La pretendida "objetividad" del periodismo no es más que eso, una pretensión inalcanzable desde el momento en que somos sujetos que no hacemos más que contar u opinar de acuerdo a nuestro bagaje de valores. Cuanto mucho, podría pedírsenos que seamos neutrales, pero en la práctica tampoco ocurre. Y la discusión, en tal caso, es que no sé si debiera ocurrir.

El periodismo debe relatar hechos, contar historias, denunciar. Pero no siempre sucede de un modo desamorado, sin estar teñido del cristal con que uno lo mira.

En la Argentina hace rato que la mayoría de los colegas no son neutrales.
¿O acaso Lanata lo es? ¿Y Laje? ¿Y Fantino?
¿Nelson Castro, María Julia Oliván, Silvia Fernandez Barrios, Sandra Borghi, Alfredo Leuco, Luis Majul y Ari Paluch lo son? Sólo por mencionar algunos. Hay muchos más que podría utilizar de ejemplo.
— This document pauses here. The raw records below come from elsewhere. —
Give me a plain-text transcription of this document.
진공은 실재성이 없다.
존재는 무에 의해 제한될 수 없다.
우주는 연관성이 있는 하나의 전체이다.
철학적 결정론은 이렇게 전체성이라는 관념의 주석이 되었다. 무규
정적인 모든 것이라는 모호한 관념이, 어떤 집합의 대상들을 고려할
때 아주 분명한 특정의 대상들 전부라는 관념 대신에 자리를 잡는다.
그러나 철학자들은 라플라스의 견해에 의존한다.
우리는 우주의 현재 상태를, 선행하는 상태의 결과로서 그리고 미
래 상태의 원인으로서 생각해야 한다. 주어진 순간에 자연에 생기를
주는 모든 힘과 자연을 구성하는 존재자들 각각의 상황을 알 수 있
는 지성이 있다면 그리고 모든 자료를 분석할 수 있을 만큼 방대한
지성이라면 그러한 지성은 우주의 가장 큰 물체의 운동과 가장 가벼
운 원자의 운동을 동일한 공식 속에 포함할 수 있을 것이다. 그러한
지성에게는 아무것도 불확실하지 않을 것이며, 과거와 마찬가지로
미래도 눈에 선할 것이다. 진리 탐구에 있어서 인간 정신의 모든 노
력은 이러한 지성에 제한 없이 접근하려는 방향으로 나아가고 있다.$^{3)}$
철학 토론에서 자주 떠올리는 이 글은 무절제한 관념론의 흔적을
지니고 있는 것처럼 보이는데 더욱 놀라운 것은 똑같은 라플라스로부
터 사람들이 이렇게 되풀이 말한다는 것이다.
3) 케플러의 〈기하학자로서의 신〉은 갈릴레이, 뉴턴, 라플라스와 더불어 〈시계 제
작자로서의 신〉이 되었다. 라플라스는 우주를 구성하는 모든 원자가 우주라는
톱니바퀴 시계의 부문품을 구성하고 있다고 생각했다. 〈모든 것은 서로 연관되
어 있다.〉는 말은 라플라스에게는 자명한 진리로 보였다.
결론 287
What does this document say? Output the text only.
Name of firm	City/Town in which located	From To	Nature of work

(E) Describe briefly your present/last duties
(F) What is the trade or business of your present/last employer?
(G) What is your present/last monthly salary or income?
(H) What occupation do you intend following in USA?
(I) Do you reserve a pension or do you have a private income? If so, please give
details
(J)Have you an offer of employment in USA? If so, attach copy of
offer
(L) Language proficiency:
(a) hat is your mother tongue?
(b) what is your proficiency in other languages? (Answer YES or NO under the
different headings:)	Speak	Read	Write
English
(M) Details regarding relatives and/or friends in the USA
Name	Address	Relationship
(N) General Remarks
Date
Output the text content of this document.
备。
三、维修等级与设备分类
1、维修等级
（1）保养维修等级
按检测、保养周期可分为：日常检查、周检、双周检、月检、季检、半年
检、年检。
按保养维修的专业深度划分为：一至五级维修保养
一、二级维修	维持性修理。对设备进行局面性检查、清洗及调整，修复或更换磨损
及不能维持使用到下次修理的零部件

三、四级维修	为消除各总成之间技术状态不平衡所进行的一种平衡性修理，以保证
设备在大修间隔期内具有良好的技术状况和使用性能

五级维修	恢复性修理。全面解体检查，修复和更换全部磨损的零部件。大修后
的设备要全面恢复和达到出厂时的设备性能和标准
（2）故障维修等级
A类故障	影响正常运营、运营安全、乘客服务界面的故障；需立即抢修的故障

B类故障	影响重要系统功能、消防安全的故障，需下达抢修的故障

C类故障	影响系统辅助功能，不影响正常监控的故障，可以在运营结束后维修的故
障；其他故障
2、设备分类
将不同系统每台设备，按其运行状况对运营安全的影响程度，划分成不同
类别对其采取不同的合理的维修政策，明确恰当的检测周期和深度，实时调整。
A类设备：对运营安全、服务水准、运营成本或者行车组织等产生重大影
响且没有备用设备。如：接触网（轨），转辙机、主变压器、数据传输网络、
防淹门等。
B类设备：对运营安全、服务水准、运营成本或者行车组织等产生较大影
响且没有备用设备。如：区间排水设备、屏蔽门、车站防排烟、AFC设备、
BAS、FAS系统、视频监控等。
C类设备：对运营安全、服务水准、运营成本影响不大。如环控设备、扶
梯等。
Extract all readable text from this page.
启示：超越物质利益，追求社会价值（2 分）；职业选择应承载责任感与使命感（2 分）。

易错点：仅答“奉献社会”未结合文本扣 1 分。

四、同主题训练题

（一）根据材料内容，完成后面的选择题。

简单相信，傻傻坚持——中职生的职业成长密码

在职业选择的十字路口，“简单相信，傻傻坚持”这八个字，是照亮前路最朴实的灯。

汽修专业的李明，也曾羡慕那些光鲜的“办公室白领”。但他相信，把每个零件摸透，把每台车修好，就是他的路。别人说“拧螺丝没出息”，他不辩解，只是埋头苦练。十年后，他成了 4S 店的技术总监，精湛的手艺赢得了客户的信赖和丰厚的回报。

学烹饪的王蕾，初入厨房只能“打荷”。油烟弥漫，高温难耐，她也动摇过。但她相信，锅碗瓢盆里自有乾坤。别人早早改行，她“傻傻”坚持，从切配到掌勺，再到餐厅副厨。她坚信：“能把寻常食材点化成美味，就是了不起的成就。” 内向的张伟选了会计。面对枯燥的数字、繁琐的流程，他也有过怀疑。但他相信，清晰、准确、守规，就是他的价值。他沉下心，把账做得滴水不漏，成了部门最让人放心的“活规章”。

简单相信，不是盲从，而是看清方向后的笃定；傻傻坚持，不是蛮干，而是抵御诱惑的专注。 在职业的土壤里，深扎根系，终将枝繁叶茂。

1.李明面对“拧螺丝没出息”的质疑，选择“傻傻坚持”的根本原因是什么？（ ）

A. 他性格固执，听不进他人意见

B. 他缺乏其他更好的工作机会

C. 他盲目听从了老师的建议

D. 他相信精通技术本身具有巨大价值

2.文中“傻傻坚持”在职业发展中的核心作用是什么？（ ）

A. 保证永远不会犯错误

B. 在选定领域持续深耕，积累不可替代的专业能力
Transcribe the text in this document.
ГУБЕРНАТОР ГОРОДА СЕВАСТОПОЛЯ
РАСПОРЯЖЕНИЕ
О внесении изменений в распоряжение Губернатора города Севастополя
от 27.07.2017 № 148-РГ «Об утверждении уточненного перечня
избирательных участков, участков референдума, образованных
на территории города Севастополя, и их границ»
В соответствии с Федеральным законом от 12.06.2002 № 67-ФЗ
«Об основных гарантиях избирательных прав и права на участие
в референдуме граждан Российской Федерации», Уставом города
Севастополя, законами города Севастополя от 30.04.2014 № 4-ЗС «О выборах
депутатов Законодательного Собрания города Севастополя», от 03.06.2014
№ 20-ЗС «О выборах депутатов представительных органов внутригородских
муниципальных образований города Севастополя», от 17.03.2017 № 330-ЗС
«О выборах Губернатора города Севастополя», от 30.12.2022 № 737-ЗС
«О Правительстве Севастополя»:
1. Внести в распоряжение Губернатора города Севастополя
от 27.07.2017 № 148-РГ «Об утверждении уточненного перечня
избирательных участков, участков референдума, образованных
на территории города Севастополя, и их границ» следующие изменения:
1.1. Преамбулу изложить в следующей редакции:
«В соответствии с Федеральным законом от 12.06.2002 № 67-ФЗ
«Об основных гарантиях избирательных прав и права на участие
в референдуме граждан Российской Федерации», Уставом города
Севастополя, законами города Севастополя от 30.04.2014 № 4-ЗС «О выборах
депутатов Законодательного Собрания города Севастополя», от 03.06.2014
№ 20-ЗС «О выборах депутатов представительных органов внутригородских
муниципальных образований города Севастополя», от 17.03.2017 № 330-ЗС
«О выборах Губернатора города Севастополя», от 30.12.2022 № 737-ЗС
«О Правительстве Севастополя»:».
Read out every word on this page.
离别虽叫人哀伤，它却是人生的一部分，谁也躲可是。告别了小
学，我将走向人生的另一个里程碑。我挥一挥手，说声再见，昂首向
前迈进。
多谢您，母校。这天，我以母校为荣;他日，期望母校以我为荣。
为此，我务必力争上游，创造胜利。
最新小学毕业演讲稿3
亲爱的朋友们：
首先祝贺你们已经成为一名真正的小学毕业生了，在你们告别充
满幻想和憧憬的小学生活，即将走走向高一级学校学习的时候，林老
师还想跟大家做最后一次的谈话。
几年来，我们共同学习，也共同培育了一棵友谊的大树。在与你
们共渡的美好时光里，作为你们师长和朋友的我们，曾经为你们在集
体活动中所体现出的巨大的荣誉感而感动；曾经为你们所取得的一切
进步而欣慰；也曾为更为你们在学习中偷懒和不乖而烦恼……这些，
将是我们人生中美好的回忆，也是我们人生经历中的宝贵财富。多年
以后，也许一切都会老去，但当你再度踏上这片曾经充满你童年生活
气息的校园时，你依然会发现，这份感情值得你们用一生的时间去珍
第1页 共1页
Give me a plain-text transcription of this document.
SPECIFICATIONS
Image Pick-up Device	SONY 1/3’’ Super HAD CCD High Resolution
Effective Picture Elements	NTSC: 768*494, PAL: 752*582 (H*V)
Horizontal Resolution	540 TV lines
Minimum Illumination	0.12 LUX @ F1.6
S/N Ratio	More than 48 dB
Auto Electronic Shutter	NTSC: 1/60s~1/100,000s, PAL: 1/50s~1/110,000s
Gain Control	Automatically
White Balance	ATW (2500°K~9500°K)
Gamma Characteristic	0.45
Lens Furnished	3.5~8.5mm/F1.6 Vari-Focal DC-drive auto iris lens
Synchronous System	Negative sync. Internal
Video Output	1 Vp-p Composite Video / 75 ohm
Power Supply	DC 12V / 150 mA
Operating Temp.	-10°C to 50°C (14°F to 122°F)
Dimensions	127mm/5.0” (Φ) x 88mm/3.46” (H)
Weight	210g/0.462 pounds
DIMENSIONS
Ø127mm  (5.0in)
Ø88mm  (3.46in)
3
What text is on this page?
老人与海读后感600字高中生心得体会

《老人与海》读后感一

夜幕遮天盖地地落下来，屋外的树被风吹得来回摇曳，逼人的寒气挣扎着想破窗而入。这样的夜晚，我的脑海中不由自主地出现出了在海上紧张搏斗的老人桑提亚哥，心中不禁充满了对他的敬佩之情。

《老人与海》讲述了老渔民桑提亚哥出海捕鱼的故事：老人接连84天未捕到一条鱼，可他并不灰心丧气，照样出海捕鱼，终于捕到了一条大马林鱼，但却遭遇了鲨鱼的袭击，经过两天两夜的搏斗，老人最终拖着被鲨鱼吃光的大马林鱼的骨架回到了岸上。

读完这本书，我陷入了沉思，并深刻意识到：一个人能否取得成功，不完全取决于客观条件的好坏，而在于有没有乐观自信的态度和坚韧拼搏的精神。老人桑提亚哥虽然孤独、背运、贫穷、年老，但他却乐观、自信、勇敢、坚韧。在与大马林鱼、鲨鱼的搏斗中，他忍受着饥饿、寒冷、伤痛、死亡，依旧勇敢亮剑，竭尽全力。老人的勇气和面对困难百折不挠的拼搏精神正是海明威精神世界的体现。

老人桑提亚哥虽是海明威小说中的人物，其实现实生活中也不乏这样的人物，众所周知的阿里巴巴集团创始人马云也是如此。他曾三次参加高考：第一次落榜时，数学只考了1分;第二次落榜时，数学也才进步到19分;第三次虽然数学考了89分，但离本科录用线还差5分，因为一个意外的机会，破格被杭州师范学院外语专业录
No, no lo son. No decir a quién votás no te convierte en neutral si alabás al que te gusta y criticás al que no bajo los fueros del "periodismo independiente".
Esgrimir una supuesta neutralidad sólo ha servido en los últimos tiempos para la supervivencia del más apto a la hora de encontrar mejor empleo. Tal vez, lo mismo que en el barrio definirían como mercenario, pero que en el mundillo periodístico convertimos en eufemismo de "independencia".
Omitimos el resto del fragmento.